其中一男子约三十岁左右,一身灰色布服,身材颀长,骨骼宽大,只是身上没什么肉。他头发散乱的披在肩上,方面大耳,浓眉凤眼,鹰钩鼻,嘴唇厚大,脸上有些许灰尘,唯有颌下三寸的胡须打理得一丝不苟。
另一位男子却是一副五短身材的样子,脸上五官似乎都聚在了一团,辨不清眼睛鼻子,只有那张嘴,出奇的大。
寺庙里自然无酒,这两人喝的也不是酒,不过是泉水而已。
那鹰钩鼻男子慢条斯理的倒着水,慢慢端起水杯,像是品尝琼浆玉液一般,细嘬了一口,然后在口腔里用体温将水暖了暖,将温水绕过舌尖、绕至舌底,然后绕至两侧,再绕至舌根,缓缓咽下。闭目回味,像是能品尝出味道一般。
“今天有些甜了。”这男子小声自语道。
“哦?今日这水又变了?昨天你还说太苦、太酸,今日这壶里的泉水又没换,怎么就变味儿了?”五短身材的男子笑着道。

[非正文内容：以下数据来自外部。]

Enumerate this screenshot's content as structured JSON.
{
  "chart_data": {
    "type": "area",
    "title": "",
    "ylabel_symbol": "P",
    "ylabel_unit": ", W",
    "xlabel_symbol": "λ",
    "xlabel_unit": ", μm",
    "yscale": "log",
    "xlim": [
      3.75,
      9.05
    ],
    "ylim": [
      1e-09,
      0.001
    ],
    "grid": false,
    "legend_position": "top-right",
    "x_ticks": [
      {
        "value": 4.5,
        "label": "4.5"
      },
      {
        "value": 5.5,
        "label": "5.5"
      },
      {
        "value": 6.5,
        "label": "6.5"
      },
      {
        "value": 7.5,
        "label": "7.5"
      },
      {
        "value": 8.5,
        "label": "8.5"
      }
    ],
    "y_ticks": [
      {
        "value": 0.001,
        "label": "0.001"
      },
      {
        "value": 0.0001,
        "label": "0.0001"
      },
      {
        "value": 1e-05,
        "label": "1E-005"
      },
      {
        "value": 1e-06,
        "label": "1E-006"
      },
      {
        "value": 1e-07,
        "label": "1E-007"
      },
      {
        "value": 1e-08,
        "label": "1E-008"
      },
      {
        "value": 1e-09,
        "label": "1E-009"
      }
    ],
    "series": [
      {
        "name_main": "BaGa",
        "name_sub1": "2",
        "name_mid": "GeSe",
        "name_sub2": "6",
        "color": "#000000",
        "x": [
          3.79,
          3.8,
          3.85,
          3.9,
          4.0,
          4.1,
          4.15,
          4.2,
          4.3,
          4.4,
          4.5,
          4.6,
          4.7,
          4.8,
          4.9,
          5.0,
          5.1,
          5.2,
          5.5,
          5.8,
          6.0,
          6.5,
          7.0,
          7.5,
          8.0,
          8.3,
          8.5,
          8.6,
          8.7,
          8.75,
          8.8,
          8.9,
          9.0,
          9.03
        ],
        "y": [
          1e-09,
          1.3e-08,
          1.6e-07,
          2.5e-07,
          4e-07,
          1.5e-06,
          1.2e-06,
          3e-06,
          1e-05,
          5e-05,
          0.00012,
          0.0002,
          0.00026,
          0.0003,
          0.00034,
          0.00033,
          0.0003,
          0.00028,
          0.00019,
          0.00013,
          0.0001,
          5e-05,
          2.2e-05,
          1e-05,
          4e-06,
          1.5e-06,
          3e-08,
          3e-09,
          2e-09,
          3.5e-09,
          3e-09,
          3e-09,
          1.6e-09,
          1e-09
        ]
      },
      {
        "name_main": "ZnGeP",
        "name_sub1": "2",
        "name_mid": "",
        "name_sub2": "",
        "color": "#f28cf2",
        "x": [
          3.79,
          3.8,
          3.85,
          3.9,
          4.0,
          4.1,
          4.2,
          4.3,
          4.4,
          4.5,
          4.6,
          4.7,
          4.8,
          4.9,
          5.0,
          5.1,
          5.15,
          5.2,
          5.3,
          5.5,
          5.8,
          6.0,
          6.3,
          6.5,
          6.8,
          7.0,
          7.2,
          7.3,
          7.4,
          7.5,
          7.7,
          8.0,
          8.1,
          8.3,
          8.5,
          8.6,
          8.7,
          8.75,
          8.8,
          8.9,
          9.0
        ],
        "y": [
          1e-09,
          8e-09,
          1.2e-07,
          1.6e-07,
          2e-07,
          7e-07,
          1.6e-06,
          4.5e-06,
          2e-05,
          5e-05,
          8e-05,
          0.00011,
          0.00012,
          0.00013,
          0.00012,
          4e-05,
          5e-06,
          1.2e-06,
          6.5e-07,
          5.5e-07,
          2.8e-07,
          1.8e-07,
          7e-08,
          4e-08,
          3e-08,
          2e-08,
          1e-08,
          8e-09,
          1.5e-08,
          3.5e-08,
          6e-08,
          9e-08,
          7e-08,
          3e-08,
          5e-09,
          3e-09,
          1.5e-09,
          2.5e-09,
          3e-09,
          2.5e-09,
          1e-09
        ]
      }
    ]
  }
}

“先生不懂。这水当然没变,可我饮的是水中之气。这气啊,每天都在变换,有时平静,有时汹涌,有时欢动,有时枯寂。四季变动,这水中之气也变化无穷。春日的水气,是夕惕若厉,或跃在渊,夏日的水气,是飞龙在天,龙战于野,秋日的水气,是亢龙有悔,九五异位,这隆冬的水气嘛,就是引而不发,潜龙勿用啊。”
“好一个潜龙勿用啊,哈哈哈,阁下心气依旧不浅啊,也对,龙游浅水嘛。”五短身材的男子放声大笑起来。
“我不过是在说这水中之气,说说我饮气的心得体会而已,哪有什么心气可言。你可见过潜龙,潜到寺庙里的?”
“这世事难料,以前是见不到,今天可不就见到了?”
相国寺外。
王昙善带着数百人把相国寺几个出口围了起来,自己带着几十精干捕快走了进去。
王昙善是个满脸富态的白胖中年人,面白无须,小眼睛,塌鼻子,见人就是一副笑眯眯的样子,看起来十分精明。
“王大人,不知王大人带着这么多人,来我寺有何贵干?”
相国寺方丈须发花白,脸上却是油光满面,光彩照人,一身锦襕袈裟,更显得富贵非凡。
大相国寺从太祖立国以来,便是大魏的国寺,历代相国寺的住持方丈,都有国师的封号在身,是以相国寺方丈与新邺府府尹王昙善身份相当,谁也不觑谁。
“方丈难道不知道?”王昙善笑眯眯的样子,小眼睛里精光四射。
“老衲不知道王府尹是为了什么事情,相国寺乃是佛门清净之地,不知发生了什么事情值得王府尹走一趟?”
“方丈是装糊涂,还是真不知情?武护尉,去把后院围了,别让人走了!”王昙善一声大喝。
“是,大人!”
武护尉干练的一挥手,带着几十精干捕快便要朝相国寺后院扑去。
“慢着!”相国寺方丈一声大喝,数十武僧堵在武护尉身前,拦住去路。
“大相国寺乃是大魏国寺,老衲乃是大魏国师,王大人怎能如此放肆!”
“没有陛下谕旨,任何人不得随意搜查大相国寺!”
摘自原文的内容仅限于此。